Неужели, Элен, действительно ускользает?..
***
Она ударялась о ветер,
Как ласточка о скалу,
И тёплый лазурный вечер
Ей прошептал, – «люблю».
Но вечер тончал и таял
И вовсе пропал меж звёзд.
А где-то надрывно лаял
Цепь оборвавший пёс.
И больше они друг друга
Не встретили, не нашли.
И вечности стрелки по кругу
Как волны забвенья текли.
***
Мы сегодня говорили с Элен о Времени.
О начале человеческой жизни и о её конце. Разговор возник неизвестно, как и из чего. Элен была грустной. А потом, вдруг, словно стряхнув с себя все мелкие заботы, всё чужое, наносное, сказала мне как-то по-особенному проникновенно: «Часы заводит рука человека, а сердце рука всевышнего».
Никогда не подозревал, что моя жена столь философски смотрит на мир.

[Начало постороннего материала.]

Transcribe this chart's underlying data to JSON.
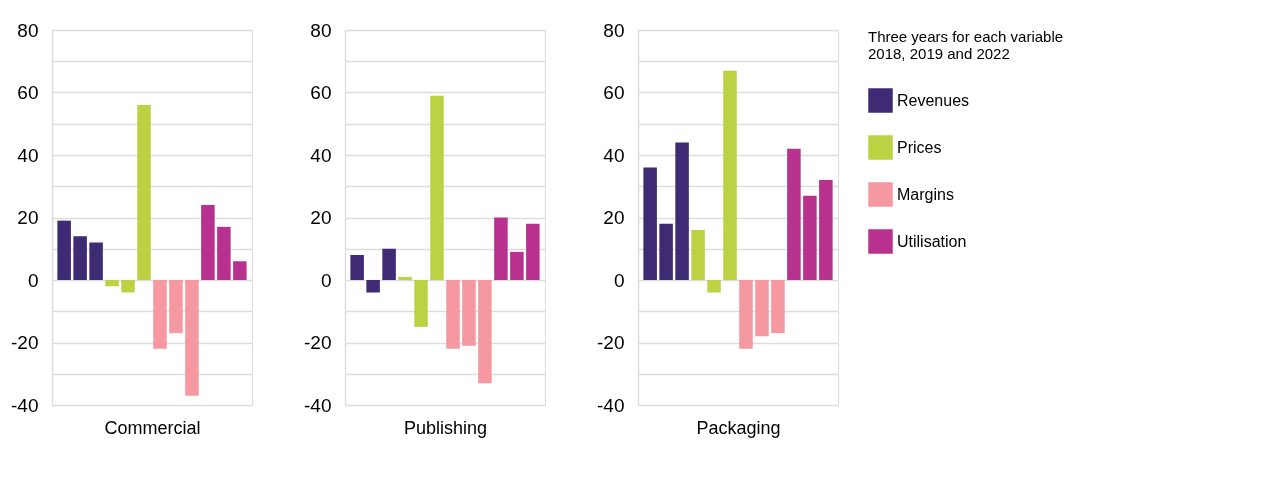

Наверное, за все эти годы, прожитые вместе, я так и не сумел познать свою жену.
Не знаю почему, но я, неожиданно даже для самого себя сказал, – Элен! Давай всё начнём заново!
Но она покачала головой и сказала, что у жизни черновиков не бывает.
И добавила, – у нас и так всё хорошо.
Я был не согласен с ней. Но понял, что спорить бессмысленно.
***
Две золотых, две ярких рыбки,
Стеклянной чаши ободок…
И от неискренней улыбки
Бежит по коже холодок.
Зачем мы вместе, я не знаю –
В холодном сердце искры нет.
Я равнодушно поглощаю
Из прошлых лет, идущий свет.
Прости, прости! В стеклянной чаше
Две ярких рыбки золотых.
Быть может, это души наши?!
… И мне печально видеть их!
***
У Элен, должно быть давно есть другой.
Ну и пусть!!!
***
Не просто ссора или срыв;
Бывает ненависть, как взрыв!
Когда во след не льются слёзы.
Так в погребе пороховом
Годами копится угроза,
Чтоб всё за миг взорвать потом.
………………………………….
Так сердце тщательно и гордо
Боль непосильную души
Скрывало. Но породы твёрдой
Взрыв оглушителен в тиши!
…………………………………………………………На этом дневник обрывался. Хотя эти записи трудно было назвать дневниковыми. Скорее, они были записками, набросанными от случая к случаю.
– Боже, какие дебри, – произнесла вслух Мирослава.
– Что? – спросил, проснувшийся Казаринов.
– Я, кажется, кое-что поняла.
– Что поняли?
– Элен не убивала Томашевскую.
– Вы повторяетесь, – усмехнулся майор.